Now, I'm not sure what "city" the above quote is talking about exactly, Of course it's referring to the decayed city that the film takes place in, but I don't know if there's a specific city that the angels are supposed to inhabit. Know what I mean? I'm assuming that the "city" is the afterlife itself, or perhaps Hell, but I'm not sure. Maybe I should pay more attention when I watch movies. However, it's just a minor detail and ultimately not that big of a deal. Gabriel (Andy Whitfield) is sent down to kick some fallen angel ass, and in the process he tries to seek out other arc angels who, since the previous "cycles" I'm assuming, have succumbed to the fallen angels in some form or another (Uriel is a recluse who lives in a trailer, Amitiel is a heroin-addicted prostitute, etc). The fallen angels, led by Sammael, have been dominant over the years, and they're basically presented in the film as a gang of sleazy Goth pseudo-vampires.

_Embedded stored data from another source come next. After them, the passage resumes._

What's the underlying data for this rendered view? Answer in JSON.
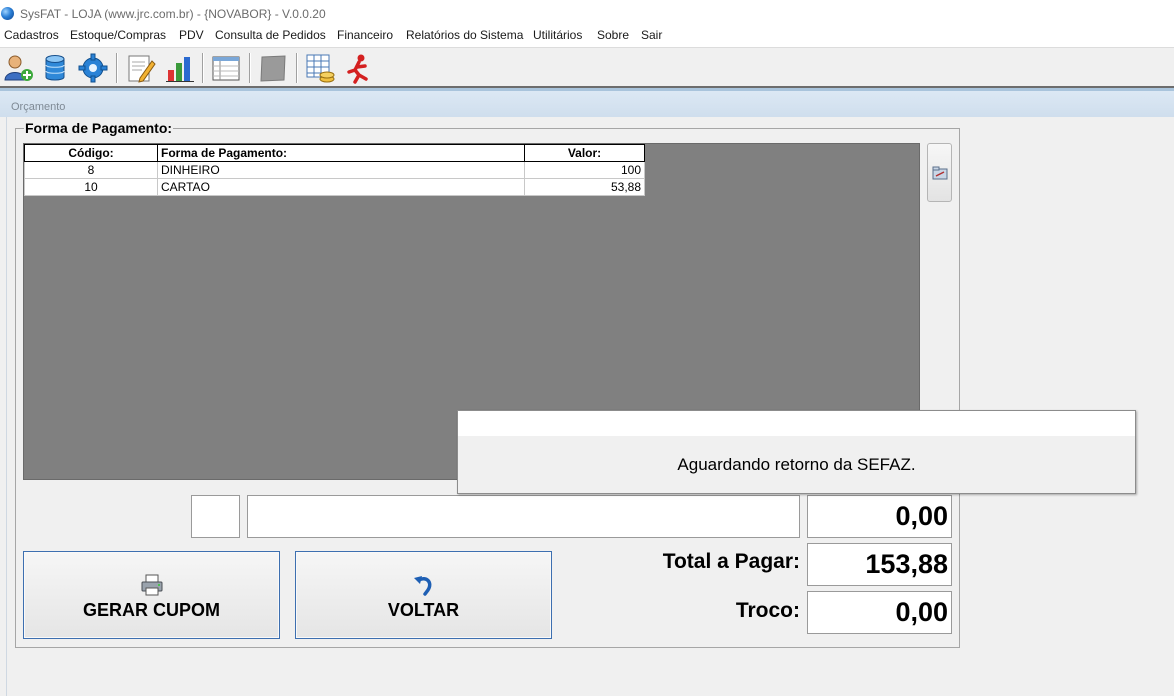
{
  "window": {
    "title": "SysFAT - LOJA (www.jrc.com.br) - {NOVABOR} - V.0.0.20"
  },
  "menu": [
    "Cadastros",
    "Estoque/Compras",
    "PDV",
    "Consulta de Pedidos",
    "Financeiro",
    "Relatórios do Sistema",
    "Utilitários",
    "Sobre",
    "Sair"
  ],
  "toolbar": {
    "icons": [
      "user-add-icon",
      "database-icon",
      "gear-icon",
      "edit-document-icon",
      "bar-chart-icon",
      "report-table-icon",
      "blank-icon",
      "spreadsheet-coins-icon",
      "exit-runner-icon"
    ]
  },
  "child_window": {
    "title": "Orçamento"
  },
  "payment": {
    "group_title": "Forma de Pagamento:",
    "columns": [
      "Código:",
      "Forma de Pagamento:",
      "Valor:"
    ],
    "rows": [
      {
        "code": "8",
        "method": "DINHEIRO",
        "value": "100"
      },
      {
        "code": "10",
        "method": "CARTAO",
        "value": "53,88"
      }
    ]
  },
  "entry": {
    "code": "",
    "description": "",
    "amount": "0,00"
  },
  "totals": {
    "total_label": "Total a Pagar:",
    "total_value": "153,88",
    "change_label": "Troco:",
    "change_value": "0,00"
  },
  "buttons": {
    "generate": "GERAR CUPOM",
    "back": "VOLTAR"
  },
  "popup": {
    "message": "Aguardando retorno da SEFAZ."
  },
  "colors": {
    "grid_bg": "#808080",
    "button_border": "#3d6fb0",
    "child_title_bg": "#dce8f4"
  }
}
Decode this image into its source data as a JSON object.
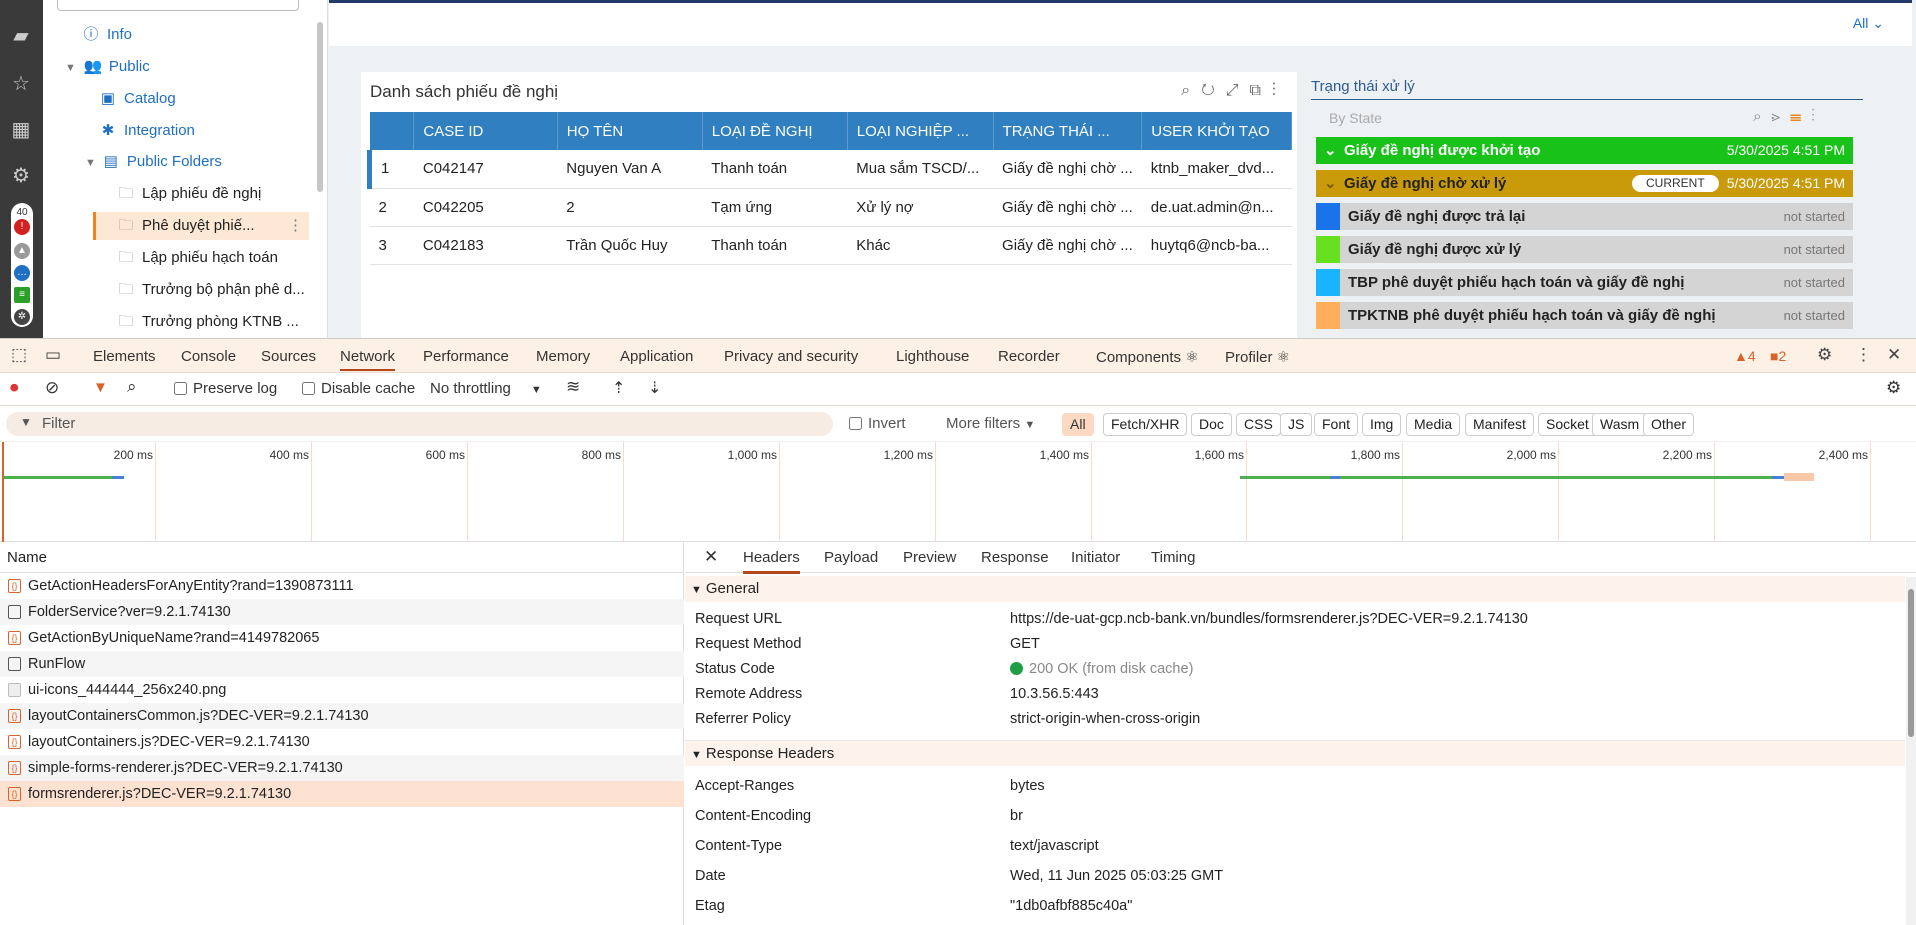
{
  "sidebar": {
    "items": [
      {
        "label": "Info",
        "icon": "info-icon"
      },
      {
        "label": "Public",
        "icon": "group-icon"
      },
      {
        "label": "Catalog",
        "icon": "catalog-icon"
      },
      {
        "label": "Integration",
        "icon": "integration-icon"
      },
      {
        "label": "Public Folders",
        "icon": "folders-icon"
      },
      {
        "label": "Lập phiếu đề nghị",
        "icon": "folder-icon"
      },
      {
        "label": "Phê duyệt phiế...",
        "icon": "folder-icon"
      },
      {
        "label": "Lập phiếu hạch toán",
        "icon": "folder-icon"
      },
      {
        "label": "Trưởng bộ phận phê d...",
        "icon": "folder-icon"
      },
      {
        "label": "Trưởng phòng KTNB ...",
        "icon": "folder-icon"
      }
    ],
    "badge_count": "40"
  },
  "topbar": {
    "filter_label": "All ⌄"
  },
  "grid": {
    "title": "Danh sách phiếu đề nghị",
    "columns": [
      "",
      "CASE ID",
      "HỌ TÊN",
      "LOẠI ĐỀ NGHỊ",
      "LOẠI NGHIỆP ...",
      "TRẠNG THÁI ...",
      "USER KHỞI TẠO"
    ],
    "rows": [
      [
        "1",
        "C042147",
        "Nguyen Van A",
        "Thanh toán",
        "Mua sắm TSCD/...",
        "Giấy đề nghị chờ ...",
        "ktnb_maker_dvd..."
      ],
      [
        "2",
        "C042205",
        "2",
        "Tạm ứng",
        "Xử lý nợ",
        "Giấy đề nghị chờ ...",
        "de.uat.admin@n..."
      ],
      [
        "3",
        "C042183",
        "Trần Quốc Huy",
        "Thanh toán",
        "Khác",
        "Giấy đề nghị chờ ...",
        "huytq6@ncb-ba..."
      ]
    ]
  },
  "status": {
    "title": "Trạng thái xử lý",
    "by_state": "By State",
    "rows": [
      {
        "label": "Giấy đề nghị được khởi tạo",
        "date": "5/30/2025 4:51 PM",
        "color": "#19c219"
      },
      {
        "label": "Giấy đề nghị chờ xử lý",
        "date": "5/30/2025 4:51 PM",
        "badge": "CURRENT",
        "color": "#c99a0a"
      },
      {
        "label": "Giấy đề nghị được trả lại",
        "state": "not started",
        "color": "#1a73e8"
      },
      {
        "label": "Giấy đề nghị được xử lý",
        "state": "not started",
        "color": "#66e01f"
      },
      {
        "label": "TBP phê duyệt phiếu hạch toán và giấy đề nghị",
        "state": "not started",
        "color": "#1ab3ff"
      },
      {
        "label": "TPKTNB phê duyệt phiếu hạch toán và giấy đề nghị",
        "state": "not started",
        "color": "#ffae5c"
      }
    ]
  },
  "devtools": {
    "tabs": [
      "Elements",
      "Console",
      "Sources",
      "Network",
      "Performance",
      "Memory",
      "Application",
      "Privacy and security",
      "Lighthouse",
      "Recorder",
      "Components ⚛",
      "Profiler ⚛"
    ],
    "active_tab": "Network",
    "warnings": "4",
    "errors": "2",
    "toolbar": {
      "preserve_log": "Preserve log",
      "disable_cache": "Disable cache",
      "throttling": "No throttling"
    },
    "filter": {
      "placeholder": "Filter",
      "invert": "Invert",
      "more_filters": "More filters",
      "types": [
        "All",
        "Fetch/XHR",
        "Doc",
        "CSS",
        "JS",
        "Font",
        "Img",
        "Media",
        "Manifest",
        "Socket",
        "Wasm",
        "Other"
      ]
    },
    "timeline": {
      "ticks": [
        "200 ms",
        "400 ms",
        "600 ms",
        "800 ms",
        "1,000 ms",
        "1,200 ms",
        "1,400 ms",
        "1,600 ms",
        "1,800 ms",
        "2,000 ms",
        "2,200 ms",
        "2,400 ms"
      ]
    },
    "requests": {
      "header": "Name",
      "items": [
        {
          "name": "GetActionHeadersForAnyEntity?rand=1390873111",
          "type": "xhr"
        },
        {
          "name": "FolderService?ver=9.2.1.74130",
          "type": "doc"
        },
        {
          "name": "GetActionByUniqueName?rand=4149782065",
          "type": "xhr"
        },
        {
          "name": "RunFlow",
          "type": "doc"
        },
        {
          "name": "ui-icons_444444_256x240.png",
          "type": "img"
        },
        {
          "name": "layoutContainersCommon.js?DEC-VER=9.2.1.74130",
          "type": "js"
        },
        {
          "name": "layoutContainers.js?DEC-VER=9.2.1.74130",
          "type": "js"
        },
        {
          "name": "simple-forms-renderer.js?DEC-VER=9.2.1.74130",
          "type": "js"
        },
        {
          "name": "formsrenderer.js?DEC-VER=9.2.1.74130",
          "type": "js"
        }
      ]
    },
    "detail": {
      "tabs": [
        "Headers",
        "Payload",
        "Preview",
        "Response",
        "Initiator",
        "Timing"
      ],
      "active": "Headers",
      "general_title": "General",
      "general": [
        {
          "k": "Request URL",
          "v": "https://de-uat-gcp.ncb-bank.vn/bundles/formsrenderer.js?DEC-VER=9.2.1.74130"
        },
        {
          "k": "Request Method",
          "v": "GET"
        },
        {
          "k": "Status Code",
          "v": "200 OK (from disk cache)"
        },
        {
          "k": "Remote Address",
          "v": "10.3.56.5:443"
        },
        {
          "k": "Referrer Policy",
          "v": "strict-origin-when-cross-origin"
        }
      ],
      "response_title": "Response Headers",
      "response": [
        {
          "k": "Accept-Ranges",
          "v": "bytes"
        },
        {
          "k": "Content-Encoding",
          "v": "br"
        },
        {
          "k": "Content-Type",
          "v": "text/javascript"
        },
        {
          "k": "Date",
          "v": "Wed, 11 Jun 2025 05:03:25 GMT"
        },
        {
          "k": "Etag",
          "v": "\"1db0afbf885c40a\""
        }
      ]
    }
  }
}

It's suggested that this is Gabriel's first rodeo, so throughout the film he sort of learns to adapt to his human form and use his powers, but not in a goofy fish-out-of-water type of way. On either side of the "war", you have characters using weapons and hand-to-hand combat instead of supernatural powers, which is kind of odd, but it's actually explained in the film. In the case of Gabriel, he has to limit his use of supernatural powers because it makes him weaker, which ties into the fact that he's sort of presented as a martyr of sorts when he selflessly uses his powers to help his fellow angels instead of using them against his enemies because it's in his nature to help others. With all of that being said, the film builds up to a final showdown between Gabriel and Sammael, with the rest of the fallen angels as the mini-bosses who Gabriel has to get through first.
GABRIEL is an ambitious low-budget Australian production, and a passion project of sorts for director Shane Abbess. Despite the limitations on the production end of things, the film looks really good. It's generally a very hyperstylized film with a scummy industrial aesthetic. Dark, muted colors, and pretty much every character lives in poverty and looks like they haven't showered in many moons. I know I already mentioned the name of it, but the film that mostly comes to mind when watching GABRIEL, for an ample amount of reasons, is THE CROW. As for the action scenes, we get a bit of John Woo-style "Gun Fu" and MATRIX-esque slow motion shoot-outs that, thankfully, aren't overused. However, even though the limited amount of supernatural stuff is explained (and keeping in mind the budgetary constraints), it's still disappointing.
You'd think the limited resources provided to the filmmakers during production would have ultimately led to it being flawed in many ways, but it's not the case. As I said, GABRIEL looks really good for what it is, be it the special effects or the overall look of the film. The low budget isn't the issue here, but rather the fact that it doesn't really stand out from movies like the ones I previously mentioned in this review, or other similar films that came before it for that matter. I do like how they tried to incorporate the mythology of the angels into the film and sort of play around with it and tweak it in order to translate it all into a dark genre film, but ultimately you're just watching a bunch of dudes in leather jackets and trench coats shooting at each other in the rain. In other words, the mythos and the religious connection, I feel, doesn't really play as big a part in the film as it probably should have. It's still a fun little film, though, with great characters and a solid cast. It would have been cool to see this get turned into a series, because there's a lot of potential to expand on the universe and idea that's created here. Lead actor Andy Whitfield went on to star in the television series SPARTACUS: BLOOD AND SAND and his career looked to be taking off as a result, but unfortunately he passed away in late 2011 because of health problems. Much like another young actor from another film mentioned in this review, the tragic and premature death of Whitfield makes his character and performance in this all the more haunting.